ROC curves were plotted as described before (21, 60; Tables 3 and 5). Following standard terminology for effect sizes (61), we termed the test discriminatory power for prediction of the C. trachomatis infection phenotype at AUCs of 0.90 to 1.00 as excellent, 0.80 to 0.90 as good, 0.70 to 0.80 as fair, 0.60 to 0.70 as poor, and 0.50 to 0.60 as failed.
Determination of likelihood ratios and predictive values in diagnostic testing.
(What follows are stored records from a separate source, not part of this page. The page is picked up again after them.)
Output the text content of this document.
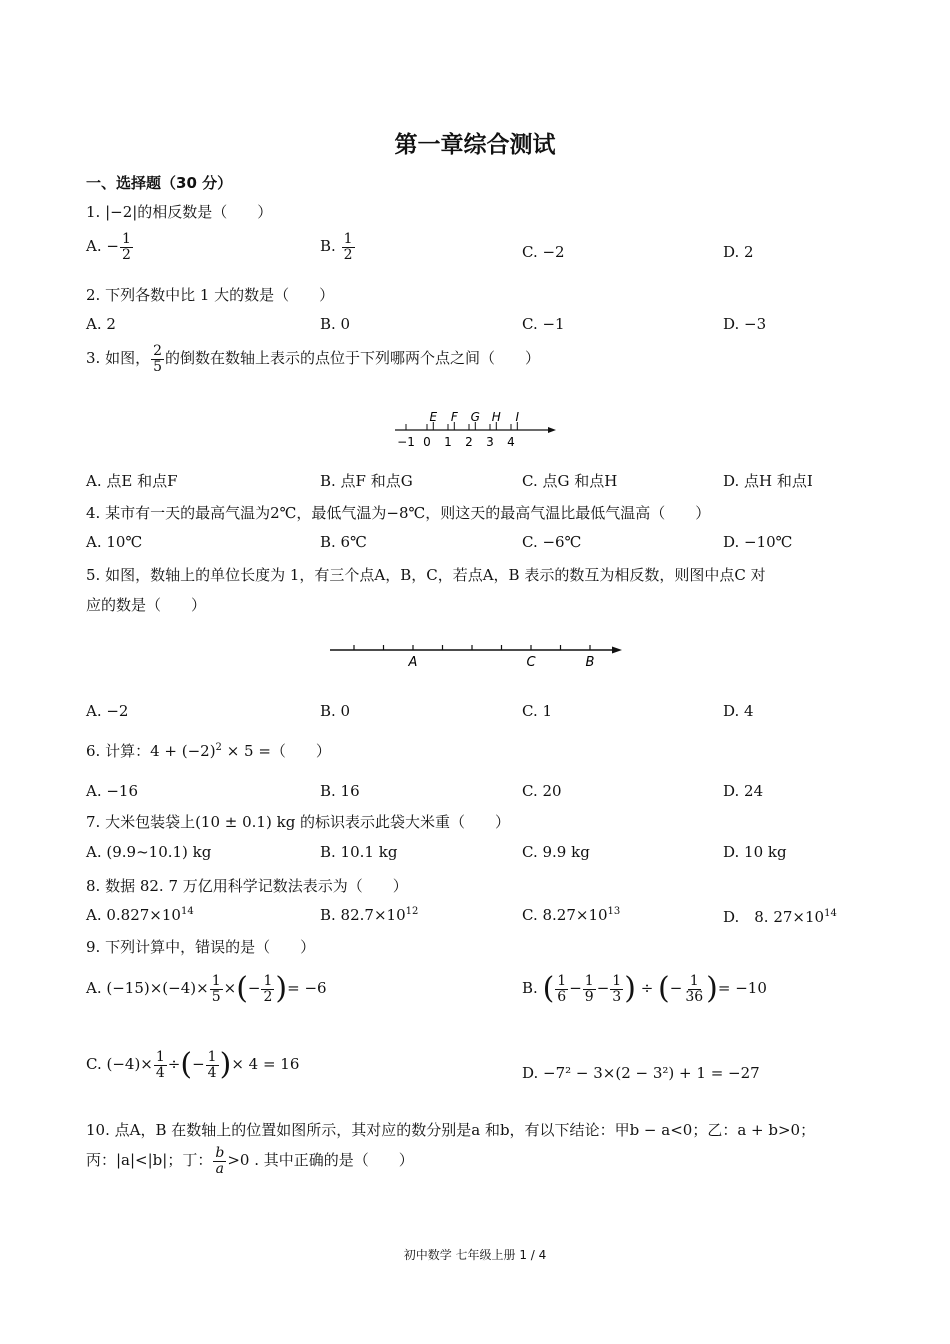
第一章综合测试
一、选择题（30 分）
1. |−2|的相反数是（　　）
A. − $\frac{1}{2}$	B. $\frac{1}{2}$	C. −2	D. 2
2. 下列各数中比 1 大的数是（　　）
A. 2	B. 0	C. −1	D. −3
3. 如图， $\frac{2}{5}$ 的倒数在数轴上表示的点位于下列哪两个点之间（　　）
−1 0 1 2 3 4
E F G H I
A. 点E 和点F	B. 点F 和点G	C. 点G 和点H	D. 点H 和点I
4. 某市有一天的最高气温为2℃，最低气温为−8℃，则这天的最高气温比最低气温高（　　）
A. 10℃	B. 6℃	C. −6℃	D. −10℃
5. 如图，数轴上的单位长度为 1，有三个点A，B，C，若点A，B 表示的数互为相反数，则图中点C 对
应的数是（　　）
A	C	B
A. −2	B. 0	C. 1	D. 4
6. 计算：$4 + (-2)^2 \times 5$ =（　　）
A. −16	B. 16	C. 20	D. 24
7. 大米包装袋上(10 ± 0.1) kg 的标识表示此袋大米重（　　）
A. (9.9~10.1) kg	B. 10.1 kg	C. 9.9 kg	D. 10 kg
8. 数据 82. 7 万亿用科学记数法表示为（　　）
A. $0.827\times 10^{14}$	B. $82.7\times 10^{12}$	C. $8.27\times 10^{13}$	D.　8. $27\times 10^{14}$
9. 下列计算中，错误的是（　　）
A. $(-15)\times(-4)\times \frac{1}{5}$ ×(− $\frac{1}{2}$ )= −6	B. ( $\frac{1}{6} - \frac{1}{9} - \frac{1}{3}$ ) ÷ (− $\frac{1}{36}$ )= −10
C. $(-4)\times \frac{1}{4}$ ÷(− $\frac{1}{4}$ )× 4 = 16	D. −7² − 3×(2 − 3²) + 1 = −27
10. 点A，B 在数轴上的位置如图所示，其对应的数分别是a 和b，有以下结论：甲b − a<0；乙：a + b>0；
丙：|a|<|b|；丁： $\frac{b}{a} >0$ . 其中正确的是（　　）
初中数学 七年级上册 1 / 4
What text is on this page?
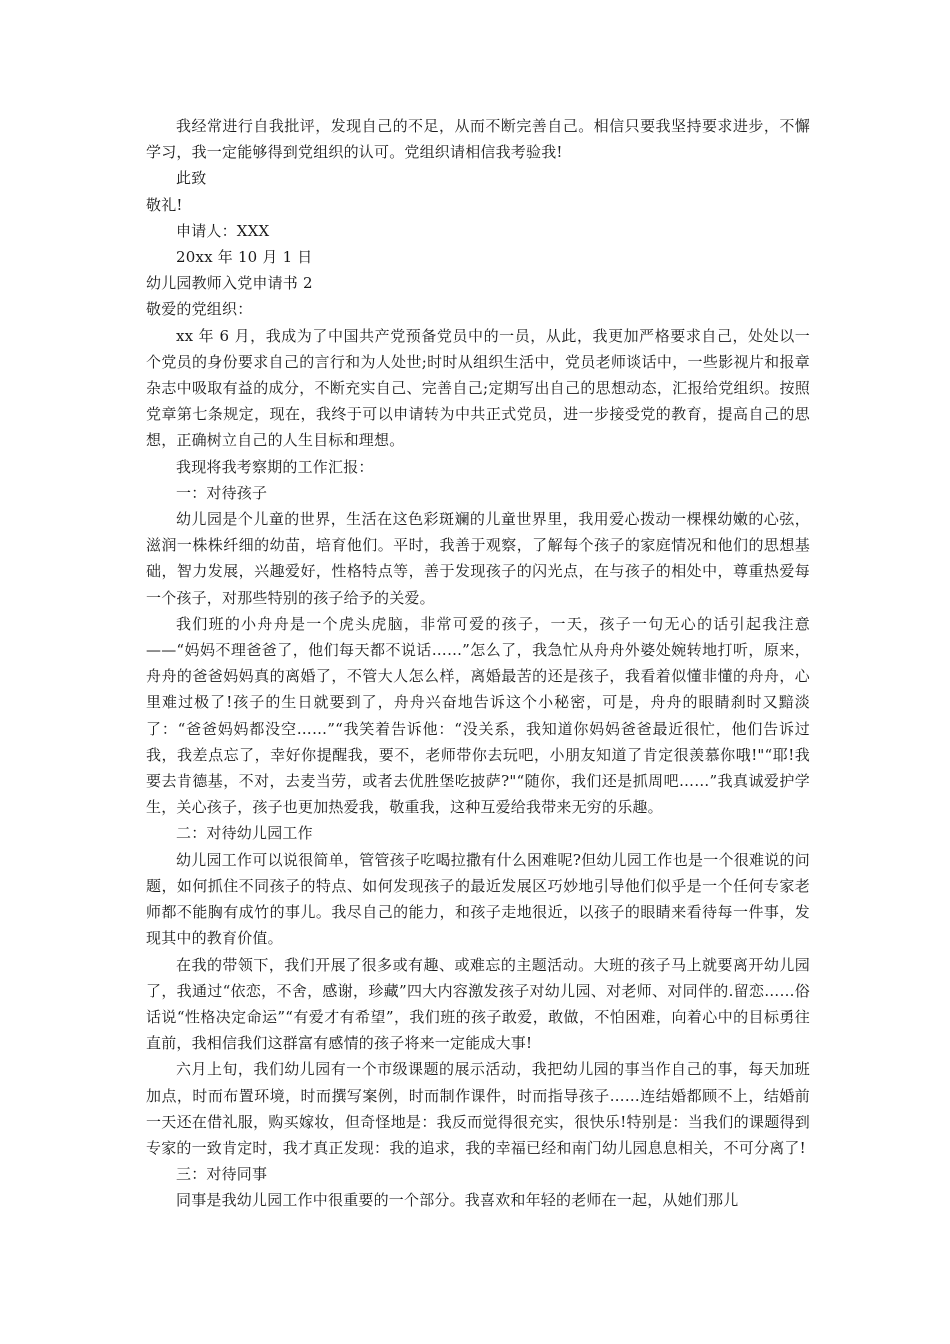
我经常进行自我批评，发现自己的不足，从而不断完善自己。相信只要我坚持要求进步，不懈学习，我一定能够得到党组织的认可。党组织请相信我考验我!

此致

敬礼!

申请人：XXX

20xx 年 10 月 1 日

幼儿园教师入党申请书 2

敬爱的党组织：

xx 年 6 月，我成为了中国共产党预备党员中的一员，从此，我更加严格要求自己，处处以一个党员的身份要求自己的言行和为人处世;时时从组织生活中，党员老师谈话中，一些影视片和报章杂志中吸取有益的成分，不断充实自己、完善自己;定期写出自己的思想动态，汇报给党组织。按照党章第七条规定，现在，我终于可以申请转为中共正式党员，进一步接受党的教育，提高自己的思想，正确树立自己的人生目标和理想。

我现将我考察期的工作汇报：

一：对待孩子

幼儿园是个儿童的世界，生活在这色彩斑斓的儿童世界里，我用爱心拨动一棵棵幼嫩的心弦，滋润一株株纤细的幼苗，培育他们。平时，我善于观察，了解每个孩子的家庭情况和他们的思想基础，智力发展，兴趣爱好，性格特点等，善于发现孩子的闪光点，在与孩子的相处中，尊重热爱每一个孩子，对那些特别的孩子给予的关爱。

我们班的小舟舟是一个虎头虎脑，非常可爱的孩子，一天，孩子一句无心的话引起我注意——“妈妈不理爸爸了，他们每天都不说话……”怎么了，我急忙从舟舟外婆处婉转地打听，原来，舟舟的爸爸妈妈真的离婚了，不管大人怎么样，离婚最苦的还是孩子，我看着似懂非懂的舟舟，心里难过极了!孩子的生日就要到了，舟舟兴奋地告诉这个小秘密，可是，舟舟的眼睛刹时又黯淡了：“爸爸妈妈都没空……”“我笑着告诉他：“没关系，我知道你妈妈爸爸最近很忙，他们告诉过我，我差点忘了，幸好你提醒我，要不，老师带你去玩吧，小朋友知道了肯定很羡慕你哦!"“耶!我要去肯德基，不对，去麦当劳，或者去优胜堡吃披萨?"“随你，我们还是抓周吧……”我真诚爱护学生，关心孩子，孩子也更加热爱我，敬重我，这种互爱给我带来无穷的乐趣。

二：对待幼儿园工作

幼儿园工作可以说很简单，管管孩子吃喝拉撒有什么困难呢?但幼儿园工作也是一个很难说的问题，如何抓住不同孩子的特点、如何发现孩子的最近发展区巧妙地引导他们似乎是一个任何专家老师都不能胸有成竹的事儿。我尽自己的能力，和孩子走地很近，以孩子的眼睛来看待每一件事，发现其中的教育价值。

在我的带领下，我们开展了很多或有趣、或难忘的主题活动。大班的孩子马上就要离开幼儿园了，我通过“依恋，不舍，感谢，珍藏”四大内容激发孩子对幼儿园、对老师、对同伴的.留恋……俗话说“性格决定命运”“有爱才有希望”，我们班的孩子敢爱，敢做，不怕困难，向着心中的目标勇往直前，我相信我们这群富有感情的孩子将来一定能成大事!

六月上旬，我们幼儿园有一个市级课题的展示活动，我把幼儿园的事当作自己的事，每天加班加点，时而布置环境，时而撰写案例，时而制作课件，时而指导孩子……连结婚都顾不上，结婚前一天还在借礼服，购买嫁妆，但奇怪地是：我反而觉得很充实，很快乐!特别是：当我们的课题得到专家的一致肯定时，我才真正发现：我的追求，我的幸福已经和南门幼儿园息息相关，不可分离了!

三：对待同事

同事是我幼儿园工作中很重要的一个部分。我喜欢和年轻的老师在一起，从她们那儿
For evaluation of diagnostic anti-C. trachomatis antibody assay performance, positive and negative likelihood ratios (+LR and −LR) were calculated at 70% to 98% assay specificities and the corresponding sensitivity determined from ROC curves as described before (21). Based on accepted ranges of effect size (21, 61–63), the performance of an assay was deemed diagnostically useful if both +LR and −LR exceeded certain effect sizes: large effect (+LR ≥10, −LR ≤0.10), moderate effect (+LR ≥5, −LR ≤0.15), and small effect (+LR ≥2.5, −LR ≤0.25). For population prevalence-dependent evaluation of assay performance, positive and negative predictive values (PPV and NPV) of individual assays were plotted against 0% to 100% prevalence as described earlier (21, 62, 63).
Statistical analyses.
Statistical analyses were performed, and graphical outputs were generated by the software packages Microsoft Excel 2016 (Microsoft Corporation, Redmond, Washington) or Statistica 7.1 (Statsoft, Tulsa, Oklahoma, USA). Antibody detection frequencies were compared by two-tailed Fisher exact and chi-square tests. For comparison of ROC-AUC values, the corresponding sensitivities were calculated at specificity cutoffs of 98%, 95%, 90%, 85%, and 80%. For comparison of likelihood ratios, corresponding −LR were calculated for +LR of 5, 10, 15, 20, and 25. For comparison of predictive values within given anti-C. trachomatis antibody prevalence ranges, 5 PPVs and 5 NPVs of each assay were calculated, corresponding to 5 equidistant prevalences. Means were then compared by one-tailed paired Student’s t test.
ACKNOWLEDGMENTS
This work was supported by grant 105 of the Auburn University Molecular Diagnostics Laboratory and National Institute of Allergy and Infectious Diseases grants U19 AI084024 and R01 AI119164.
We declare that we have no conflicts of interest.